Tuesday, July 1, 2014


Directed by Dean Parisot.
2013. Rated PG-13, 116 minutes.
Bruce Willis
Mary-Louise Parker
John Malkovich
Catherine Zeta-Jones
Byung-hun Lee
Helen Mirren
Anthony Hopkins
Neal McDonough
Brian Cox

After the events of the first RED, secret agent Frank (Willis) and his then damsel-in-distress Sarah (Parker) have settled down to a nice quiet life. While out shopping for power tools, they run into Marvin (Malkovich) who informs them that people are still after him and he needs Frank to join him in catching some bad guys. Thinking Marvin is crazy, Frank declines, despite Sarah's protestations. She's become bored with the quiet life. Marvin approaches them again in the store parking lot. Frank turns him down again. Next thing you know, Marvin's car blows up with him in it. This sets in motion a chain of events that leads our heroes around the world, picking up Victoria (Mirren) and Ivan (Cox) along the way. Eventually, things lead to a thingamajig that could blow up everything. Meanwhile, the number of people after them grows and contracts at various points.

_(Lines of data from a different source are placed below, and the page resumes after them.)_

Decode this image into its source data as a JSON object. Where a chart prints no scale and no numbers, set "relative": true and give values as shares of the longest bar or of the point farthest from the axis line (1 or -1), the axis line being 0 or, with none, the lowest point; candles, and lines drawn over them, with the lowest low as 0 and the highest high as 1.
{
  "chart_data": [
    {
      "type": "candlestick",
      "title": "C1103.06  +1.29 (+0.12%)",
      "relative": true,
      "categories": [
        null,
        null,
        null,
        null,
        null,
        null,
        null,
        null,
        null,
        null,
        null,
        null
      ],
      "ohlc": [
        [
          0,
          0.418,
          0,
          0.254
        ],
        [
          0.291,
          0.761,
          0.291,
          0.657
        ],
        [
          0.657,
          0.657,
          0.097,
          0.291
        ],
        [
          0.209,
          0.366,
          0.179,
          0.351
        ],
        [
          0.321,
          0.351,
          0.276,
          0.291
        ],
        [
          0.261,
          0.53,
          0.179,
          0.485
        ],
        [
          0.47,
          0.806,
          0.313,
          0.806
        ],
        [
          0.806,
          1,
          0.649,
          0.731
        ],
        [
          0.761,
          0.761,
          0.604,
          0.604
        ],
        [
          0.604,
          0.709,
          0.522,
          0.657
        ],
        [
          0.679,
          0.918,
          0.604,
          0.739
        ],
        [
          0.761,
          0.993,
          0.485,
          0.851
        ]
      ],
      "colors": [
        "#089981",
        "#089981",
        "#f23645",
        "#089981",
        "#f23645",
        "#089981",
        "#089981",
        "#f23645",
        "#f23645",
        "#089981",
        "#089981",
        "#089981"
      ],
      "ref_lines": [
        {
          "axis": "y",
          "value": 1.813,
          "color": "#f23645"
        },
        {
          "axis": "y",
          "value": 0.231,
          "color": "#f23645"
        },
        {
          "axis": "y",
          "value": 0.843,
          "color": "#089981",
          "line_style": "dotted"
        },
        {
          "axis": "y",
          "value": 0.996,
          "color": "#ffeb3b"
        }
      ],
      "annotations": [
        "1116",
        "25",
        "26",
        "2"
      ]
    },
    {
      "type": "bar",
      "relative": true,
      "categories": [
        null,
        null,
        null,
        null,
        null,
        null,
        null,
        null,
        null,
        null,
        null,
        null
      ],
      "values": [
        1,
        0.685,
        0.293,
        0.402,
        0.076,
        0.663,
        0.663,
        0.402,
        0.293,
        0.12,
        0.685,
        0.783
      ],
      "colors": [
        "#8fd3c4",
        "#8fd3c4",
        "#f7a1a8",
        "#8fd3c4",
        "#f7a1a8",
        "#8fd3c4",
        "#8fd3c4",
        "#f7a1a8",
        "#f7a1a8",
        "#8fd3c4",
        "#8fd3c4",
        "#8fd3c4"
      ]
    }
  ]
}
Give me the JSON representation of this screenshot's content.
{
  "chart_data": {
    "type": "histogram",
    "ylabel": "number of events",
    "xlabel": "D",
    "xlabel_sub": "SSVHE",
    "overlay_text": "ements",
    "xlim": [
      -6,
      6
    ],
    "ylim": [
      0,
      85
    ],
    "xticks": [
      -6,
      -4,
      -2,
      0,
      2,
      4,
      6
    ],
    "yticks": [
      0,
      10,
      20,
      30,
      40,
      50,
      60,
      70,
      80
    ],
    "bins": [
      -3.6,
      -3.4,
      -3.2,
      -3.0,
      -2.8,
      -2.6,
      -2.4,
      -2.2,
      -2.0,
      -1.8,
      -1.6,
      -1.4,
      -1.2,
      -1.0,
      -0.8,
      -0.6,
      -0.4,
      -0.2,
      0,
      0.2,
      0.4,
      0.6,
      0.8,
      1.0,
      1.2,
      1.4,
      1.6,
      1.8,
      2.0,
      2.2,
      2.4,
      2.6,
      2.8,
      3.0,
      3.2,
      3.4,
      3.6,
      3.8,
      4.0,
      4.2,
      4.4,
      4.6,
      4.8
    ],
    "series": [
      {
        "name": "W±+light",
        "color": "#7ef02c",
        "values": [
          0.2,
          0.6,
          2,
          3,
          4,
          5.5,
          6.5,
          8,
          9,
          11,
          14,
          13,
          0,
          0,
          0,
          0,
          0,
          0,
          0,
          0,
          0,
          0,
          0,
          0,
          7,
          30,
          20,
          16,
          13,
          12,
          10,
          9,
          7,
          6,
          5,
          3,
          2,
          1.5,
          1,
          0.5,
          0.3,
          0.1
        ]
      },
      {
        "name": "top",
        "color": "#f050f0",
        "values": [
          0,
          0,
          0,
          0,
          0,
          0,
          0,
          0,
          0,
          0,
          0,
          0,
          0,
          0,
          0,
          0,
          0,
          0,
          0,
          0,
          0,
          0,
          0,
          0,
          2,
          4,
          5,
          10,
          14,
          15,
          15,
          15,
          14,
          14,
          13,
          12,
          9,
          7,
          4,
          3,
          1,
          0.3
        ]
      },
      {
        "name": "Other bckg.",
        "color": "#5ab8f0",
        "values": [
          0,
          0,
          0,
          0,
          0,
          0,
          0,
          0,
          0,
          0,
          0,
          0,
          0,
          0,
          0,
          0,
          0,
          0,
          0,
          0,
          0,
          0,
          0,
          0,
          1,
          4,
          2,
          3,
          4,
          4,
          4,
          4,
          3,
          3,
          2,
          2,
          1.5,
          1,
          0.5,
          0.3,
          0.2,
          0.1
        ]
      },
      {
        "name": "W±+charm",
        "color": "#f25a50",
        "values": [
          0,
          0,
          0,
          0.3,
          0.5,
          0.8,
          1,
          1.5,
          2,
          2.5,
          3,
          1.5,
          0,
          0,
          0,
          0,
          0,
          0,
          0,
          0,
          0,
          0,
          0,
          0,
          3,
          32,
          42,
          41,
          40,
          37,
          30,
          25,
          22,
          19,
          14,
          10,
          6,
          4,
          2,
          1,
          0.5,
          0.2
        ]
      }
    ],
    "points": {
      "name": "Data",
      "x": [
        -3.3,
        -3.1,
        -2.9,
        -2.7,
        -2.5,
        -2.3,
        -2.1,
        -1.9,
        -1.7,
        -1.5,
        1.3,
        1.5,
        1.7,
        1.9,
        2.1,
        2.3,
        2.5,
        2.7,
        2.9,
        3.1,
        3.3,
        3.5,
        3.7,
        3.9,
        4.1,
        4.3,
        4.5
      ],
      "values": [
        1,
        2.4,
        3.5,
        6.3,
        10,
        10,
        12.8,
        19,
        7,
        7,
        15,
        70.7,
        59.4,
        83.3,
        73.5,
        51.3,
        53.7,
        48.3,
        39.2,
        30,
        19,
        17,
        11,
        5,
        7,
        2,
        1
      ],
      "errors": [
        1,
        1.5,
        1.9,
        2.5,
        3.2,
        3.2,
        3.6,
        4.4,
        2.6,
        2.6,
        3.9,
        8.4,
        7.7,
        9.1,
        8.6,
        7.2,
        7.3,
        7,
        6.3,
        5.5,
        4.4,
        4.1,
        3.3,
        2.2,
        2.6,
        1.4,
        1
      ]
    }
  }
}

RED 2 does the same thing as its predecessor in terms of how it handles its characters. It takes a bunch of stars and lets them all kind of do their thing. They form a totally charming ensemble and appear to be having loads of fun. Regardless of what's going on, it's a blast watching them. Most enjoyable is John Malkovich. No, Marvin doesn't die in the explosion. Spoiler alert not needed. He plays the paranoid, slightly crazed, but ultimately wise agent to perfection. Bruce Willis seems to be stifling laughter much of the time which is always amusing. Helen Mirren once again kicks ass as the cold-blooded assassin whose really a romantic at heart, but gets less screen time this go round. Still, her exchanges with Brian Cox are very funny. This core group is joined by Anthony Hopkins, Catherine Zeta-Jones, Byung-hun Lee, and Neal McDonough all taking glorious turns chewing chunks of scenery. Zeta-Jones is particularly good in her role as "Frank Moses kryptonite."

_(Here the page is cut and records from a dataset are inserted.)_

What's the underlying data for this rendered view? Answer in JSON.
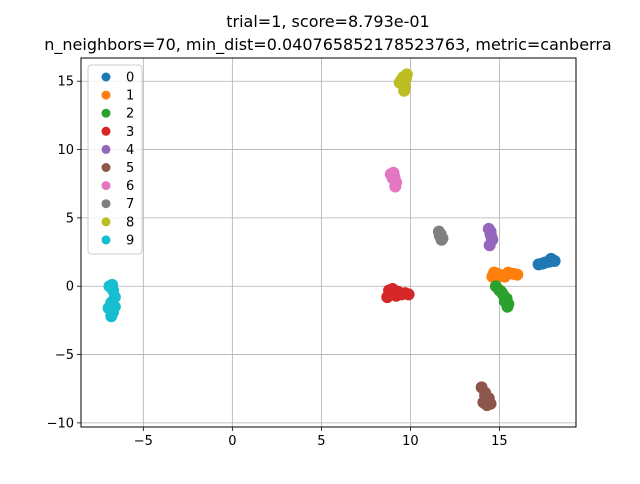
{
  "chart_data": {
    "type": "scatter",
    "title_line1": "trial=1, score=8.793e-01",
    "title_line2": "n_neighbors=70, min_dist=0.040765852178523763, metric=canberra",
    "xlim": [
      -8.5,
      19.3
    ],
    "ylim": [
      -10.3,
      16.7
    ],
    "xticks": [
      -5,
      0,
      5,
      10,
      15
    ],
    "yticks": [
      -10,
      -5,
      0,
      5,
      10,
      15
    ],
    "grid": true,
    "legend_position": "upper-left",
    "series": [
      {
        "name": "0",
        "color": "#1f77b4",
        "x": [
          17.2,
          17.5,
          17.8,
          18.0,
          17.4,
          17.9,
          17.6,
          18.1
        ],
        "y": [
          1.6,
          1.7,
          1.8,
          1.9,
          1.65,
          2.0,
          1.75,
          1.85
        ]
      },
      {
        "name": "1",
        "color": "#ff7f0e",
        "x": [
          14.6,
          14.9,
          15.2,
          15.5,
          15.8,
          14.7,
          15.3,
          16.0,
          15.0
        ],
        "y": [
          0.7,
          0.9,
          0.8,
          1.0,
          0.9,
          1.0,
          0.7,
          0.85,
          0.75
        ]
      },
      {
        "name": "2",
        "color": "#2ca02c",
        "x": [
          14.8,
          15.0,
          15.2,
          15.4,
          15.5,
          15.1,
          15.3,
          15.45
        ],
        "y": [
          0.0,
          -0.3,
          -0.6,
          -0.9,
          -1.3,
          -0.4,
          -1.1,
          -1.5
        ]
      },
      {
        "name": "3",
        "color": "#d62728",
        "x": [
          8.7,
          8.9,
          9.1,
          9.3,
          9.5,
          9.7,
          9.9,
          8.8,
          9.2,
          9.0
        ],
        "y": [
          -0.8,
          -0.6,
          -0.5,
          -0.4,
          -0.6,
          -0.5,
          -0.6,
          -0.3,
          -0.7,
          -0.2
        ]
      },
      {
        "name": "4",
        "color": "#9467bd",
        "x": [
          14.4,
          14.5,
          14.6,
          14.45,
          14.55,
          14.5
        ],
        "y": [
          4.2,
          3.8,
          3.4,
          3.0,
          3.6,
          4.0
        ]
      },
      {
        "name": "5",
        "color": "#8c564b",
        "x": [
          14.0,
          14.2,
          14.4,
          14.1,
          14.3,
          14.5,
          14.2,
          14.35
        ],
        "y": [
          -7.4,
          -7.8,
          -8.2,
          -8.5,
          -8.7,
          -8.6,
          -8.0,
          -8.3
        ]
      },
      {
        "name": "6",
        "color": "#e377c2",
        "x": [
          8.9,
          9.1,
          9.2,
          9.0,
          9.15,
          9.05
        ],
        "y": [
          8.2,
          8.0,
          7.6,
          7.9,
          7.3,
          8.3
        ]
      },
      {
        "name": "7",
        "color": "#7f7f7f",
        "x": [
          11.6,
          11.7,
          11.8,
          11.65,
          11.75
        ],
        "y": [
          4.0,
          3.8,
          3.5,
          3.7,
          3.4
        ]
      },
      {
        "name": "8",
        "color": "#bcbd22",
        "x": [
          9.4,
          9.6,
          9.7,
          9.8,
          9.5,
          9.65,
          9.75
        ],
        "y": [
          14.9,
          15.3,
          14.6,
          15.5,
          15.1,
          14.3,
          15.2
        ]
      },
      {
        "name": "9",
        "color": "#17becf",
        "x": [
          -6.9,
          -6.7,
          -6.6,
          -6.8,
          -6.95,
          -6.7,
          -6.8,
          -6.6,
          -6.75
        ],
        "y": [
          0.0,
          -0.3,
          -0.8,
          -1.2,
          -1.6,
          -1.9,
          -2.2,
          -1.5,
          0.1
        ]
      }
    ]
  }
}
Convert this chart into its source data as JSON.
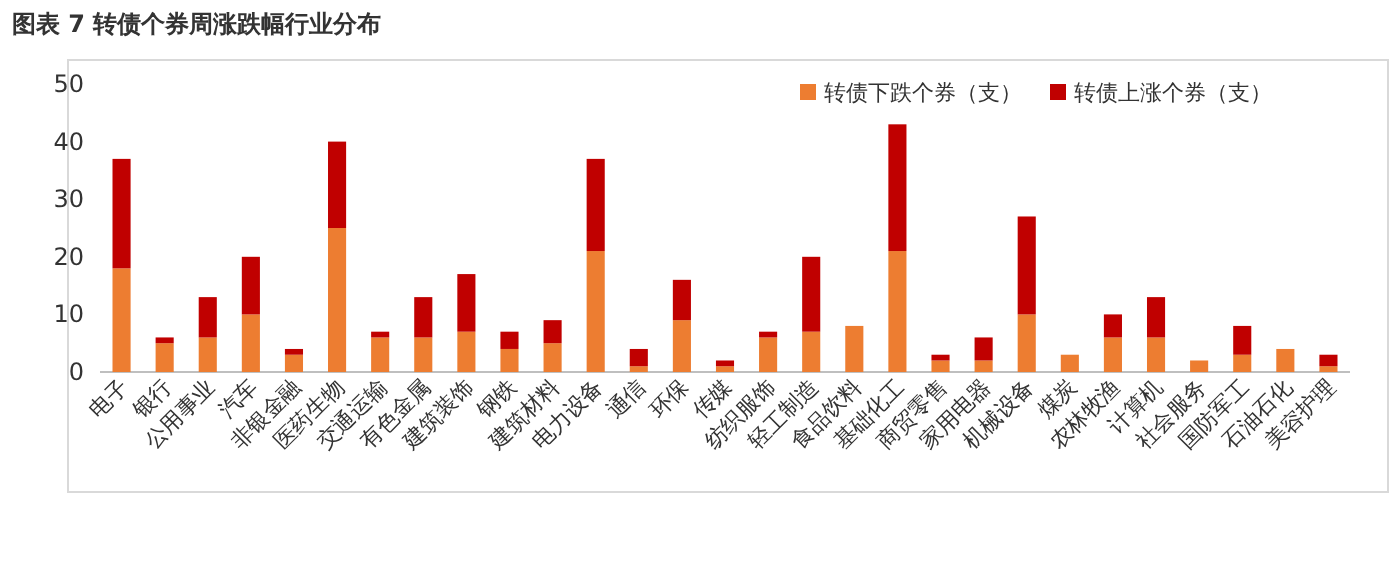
{
  "chart_data": {
    "type": "bar",
    "title": "图表 7  转债个券周涨跌幅行业分布",
    "stacked": true,
    "legend": "top right",
    "grid": false,
    "categories": [
      "电子",
      "银行",
      "公用事业",
      "汽车",
      "非银金融",
      "医药生物",
      "交通运输",
      "有色金属",
      "建筑装饰",
      "钢铁",
      "建筑材料",
      "电力设备",
      "通信",
      "环保",
      "传媒",
      "纺织服饰",
      "轻工制造",
      "食品饮料",
      "基础化工",
      "商贸零售",
      "家用电器",
      "机械设备",
      "煤炭",
      "农林牧渔",
      "计算机",
      "社会服务",
      "国防军工",
      "石油石化",
      "美容护理"
    ],
    "ylim": [
      0,
      50
    ],
    "yticks": [
      0,
      10,
      20,
      30,
      40,
      50
    ],
    "series": [
      {
        "name": "转债下跌个券（支）",
        "color": "#ed7d31",
        "values": [
          18,
          5,
          6,
          10,
          3,
          25,
          6,
          6,
          7,
          4,
          5,
          21,
          1,
          9,
          1,
          6,
          7,
          8,
          21,
          2,
          2,
          10,
          3,
          6,
          6,
          2,
          3,
          4,
          1
        ]
      },
      {
        "name": "转债上涨个券（支）",
        "color": "#c00000",
        "values": [
          19,
          1,
          7,
          10,
          1,
          15,
          1,
          7,
          10,
          3,
          4,
          16,
          3,
          7,
          1,
          1,
          13,
          0,
          22,
          1,
          4,
          17,
          0,
          4,
          7,
          0,
          5,
          0,
          2
        ]
      }
    ]
  }
}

Unfortunately, the story our heroes and villains tell fails them. Individually, the various elements of the tale could all make their own fun little movie. Thrown together haphazardly, as they are, it's a convoluted mess. Our focus has to jump around the numerous strands, all of which are pulled together in the most contrived ways imaginable. It attempts to be a roller coaster of epic proportions. Instead of gliding through the loops and being pulled joyously from the heights by gravity, we're jerked about the tracks as the frame creaks and sent plunging toward the earth, uncertain the ride will hold up under our weight.

The difference between our feelings about the performers and their material is vast. As viewers, we're left in a weird spot. We enjoy watching them employ their craft. They make us laugh. So the movie functions fairly well as a comedy. However, we're rolling our eyes at the actual events taking place. There are too many of them and they don't quite work with each other. The chefs in this particular kitchen have thrown a bunch of ingredients together without any rhyme or reason and created a dish that has some great elements, but doesn't quite work.


  1. I completely agree with your review, it had so much potential with the characters but ruined it by overloading the story!

    Definitely not a re-watcher for me! - Jenna

  2. Definitely not a re-watcher is a great way to put it.